C’est confirmé. Le Cameroun abritera en septembre 2024 la prochaine session du Conseil de Paix et de Sécurité de l’Union africaine (CPS). L’annonce a été faite le 19 aout 2024 à Douala par Son Excellence Bankole Adeoye, commissaire aux Affaires politiques, à la Paix et à la Sécurité de cette organisation panafricaine. C’est d’ailleurs en prélude à cet évènement que le Nigérian s’est rendu au Cameroun pour la première fois.
Vingt ans après sa création, l’organe décisionnel permanent de l’Union africaine pour la prévention, la gestion et le règlement des conflits présente encore des points de fragilité. À l’origine, les objectifs du CPS sont nobles: anticiper et prévenir les différends et conflits, exécuter des fonctions de consolidation de paix, décider de sanctions chaque fois qu’un changement de gouvernement non conforme à la constitution a lieu dans un État membre…
Autorité
Seulement, en établissant la cartographie des conflits, coup d’État et autres crises sécuritaires qu’a connu le continent Noir ces dernières années, se pose le problème de l’application de ces dispositions. Mais Cela n’a rien à voir avec l’inertie de ceux qui la dirigent. Le Conseil de paix et de sécurité de l’Union africaine souffre de plusieurs maux. L’un d’eux est un défaut de ressources financières et humaines, même si, a indiqué S.E Bankole Adeoye dans les colonnes de Jeune Afrique du 6 mai 2024, «le financement des opérations de paix s’améliore en Afrique».

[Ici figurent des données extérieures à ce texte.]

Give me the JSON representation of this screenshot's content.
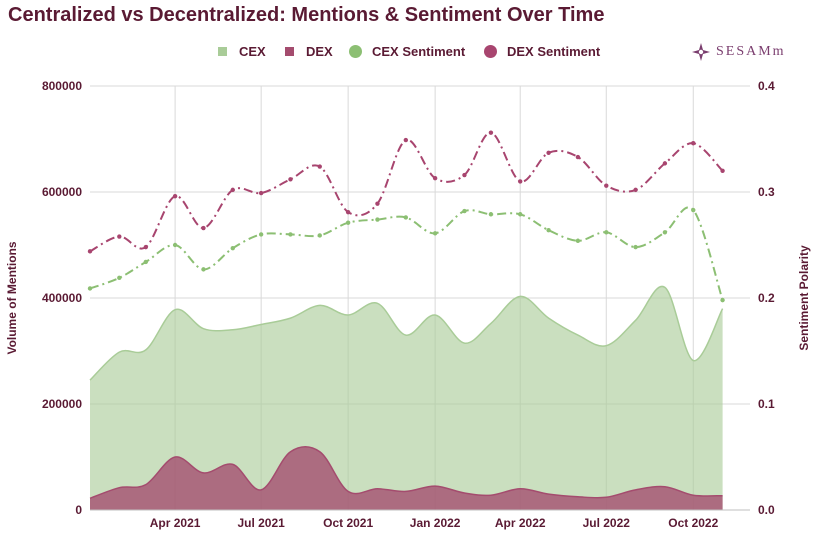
{
  "title": "Centralized vs Decentralized: Mentions & Sentiment Over Time",
  "logo": {
    "text": "SESAMm",
    "icon": "sesamm-logo-icon"
  },
  "legend": [
    {
      "label": "CEX",
      "symbol": "square",
      "color": "#a9cc98"
    },
    {
      "label": "DEX",
      "symbol": "square",
      "color": "#a44c6e"
    },
    {
      "label": "CEX Sentiment",
      "symbol": "circle",
      "color": "#8cbf73"
    },
    {
      "label": "DEX Sentiment",
      "symbol": "circle",
      "color": "#a8456f"
    }
  ],
  "chart_data": {
    "type": "area",
    "ylabel": "Volume of Mentions",
    "y2label": "Sentiment Polarity",
    "ylim": [
      0,
      800000
    ],
    "y2lim": [
      0,
      0.4
    ],
    "yticks": [
      0,
      200000,
      400000,
      600000,
      800000
    ],
    "y2ticks": [
      0.0,
      0.1,
      0.2,
      0.3,
      0.4
    ],
    "xlim": [
      "2021-01-01",
      "2022-11-30"
    ],
    "xticks": [
      {
        "date": "2021-04-01",
        "label": "Apr 2021"
      },
      {
        "date": "2021-07-01",
        "label": "Jul 2021"
      },
      {
        "date": "2021-10-01",
        "label": "Oct 2021"
      },
      {
        "date": "2022-01-01",
        "label": "Jan 2022"
      },
      {
        "date": "2022-04-01",
        "label": "Apr 2022"
      },
      {
        "date": "2022-07-01",
        "label": "Jul 2022"
      },
      {
        "date": "2022-10-01",
        "label": "Oct 2022"
      }
    ],
    "grid": true,
    "legend_position": "top-center",
    "x": [
      "2021-01-01",
      "2021-02-01",
      "2021-03-01",
      "2021-04-01",
      "2021-05-01",
      "2021-06-01",
      "2021-07-01",
      "2021-08-01",
      "2021-09-01",
      "2021-10-01",
      "2021-11-01",
      "2021-12-01",
      "2022-01-01",
      "2022-02-01",
      "2022-03-01",
      "2022-04-01",
      "2022-05-01",
      "2022-06-01",
      "2022-07-01",
      "2022-08-01",
      "2022-09-01",
      "2022-10-01",
      "2022-11-01"
    ],
    "series": [
      {
        "name": "CEX",
        "axis": "left",
        "kind": "area",
        "color": "#a9cc98",
        "values": [
          245000,
          298000,
          302000,
          378000,
          342000,
          340000,
          350000,
          362000,
          386000,
          368000,
          390000,
          330000,
          368000,
          315000,
          352000,
          403000,
          362000,
          330000,
          310000,
          358000,
          420000,
          282000,
          380000
        ]
      },
      {
        "name": "DEX",
        "axis": "left",
        "kind": "area",
        "color": "#a44c6e",
        "values": [
          22000,
          42000,
          48000,
          100000,
          70000,
          86000,
          38000,
          110000,
          110000,
          35000,
          40000,
          35000,
          45000,
          32000,
          28000,
          40000,
          30000,
          25000,
          24000,
          38000,
          44000,
          28000,
          27000
        ]
      },
      {
        "name": "CEX Sentiment",
        "axis": "right",
        "kind": "line",
        "color": "#8cbf73",
        "values": [
          0.209,
          0.219,
          0.234,
          0.25,
          0.227,
          0.247,
          0.26,
          0.26,
          0.259,
          0.271,
          0.274,
          0.276,
          0.261,
          0.282,
          0.279,
          0.279,
          0.264,
          0.254,
          0.262,
          0.248,
          0.262,
          0.283,
          0.198
        ]
      },
      {
        "name": "DEX Sentiment",
        "axis": "right",
        "kind": "line",
        "color": "#a8456f",
        "values": [
          0.244,
          0.258,
          0.248,
          0.296,
          0.266,
          0.302,
          0.299,
          0.312,
          0.324,
          0.281,
          0.289,
          0.349,
          0.313,
          0.316,
          0.356,
          0.31,
          0.337,
          0.333,
          0.306,
          0.302,
          0.327,
          0.346,
          0.32
        ]
      }
    ]
  }
}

Et ce n’est pas tout. Il y a également que, l’autorité et la volonté de fer de cette institution sont régulièrement piétinées. Selon S.E Moussa Faki Mahamat, certaines entités tant à l’intérieur qu’à l’extérieur de l’Afrique s’amusent à ignorer et à violer les décisions du Conseil de paix et de sécurité de l’Union africaine. Le président de la Commission de l’Union africaine évoquait cette regrettable situation en février 2024, lors de l’ouverture du sommet l’Union africaine.
Optimisme
Plutôt que de capituler face à ce lot de difficulté, l’institution reste optimiste et fait de son mieux pour un meilleur avenir dans le continent Noir. C’est d’ailleurs grâce à son courage qu’elle a pu éviter l’escalade des tensions entre le Soudan et le Soudan du sud en 2012. Depuis cette victoire, le CPS continue de s’investir pour prévenir les conflits en Afrique. Et pour mener à bien cette noble mission, ses dirigeants vont régulièrement s’entretenir avec ceux du Conseil de Paix et de sécurité des Nations unies qui, lui aussi, n’a pas que des victoires. À la tête de cette mouvance depuis son élection en février 2021, S.E Bankole Adeoye n’est pas prêt à quitter son poste. En septembre prochain, le Nigérian envisage de postuler une fois de plus pour mener à bien la mission du CPS. Ce sera au Cameroun.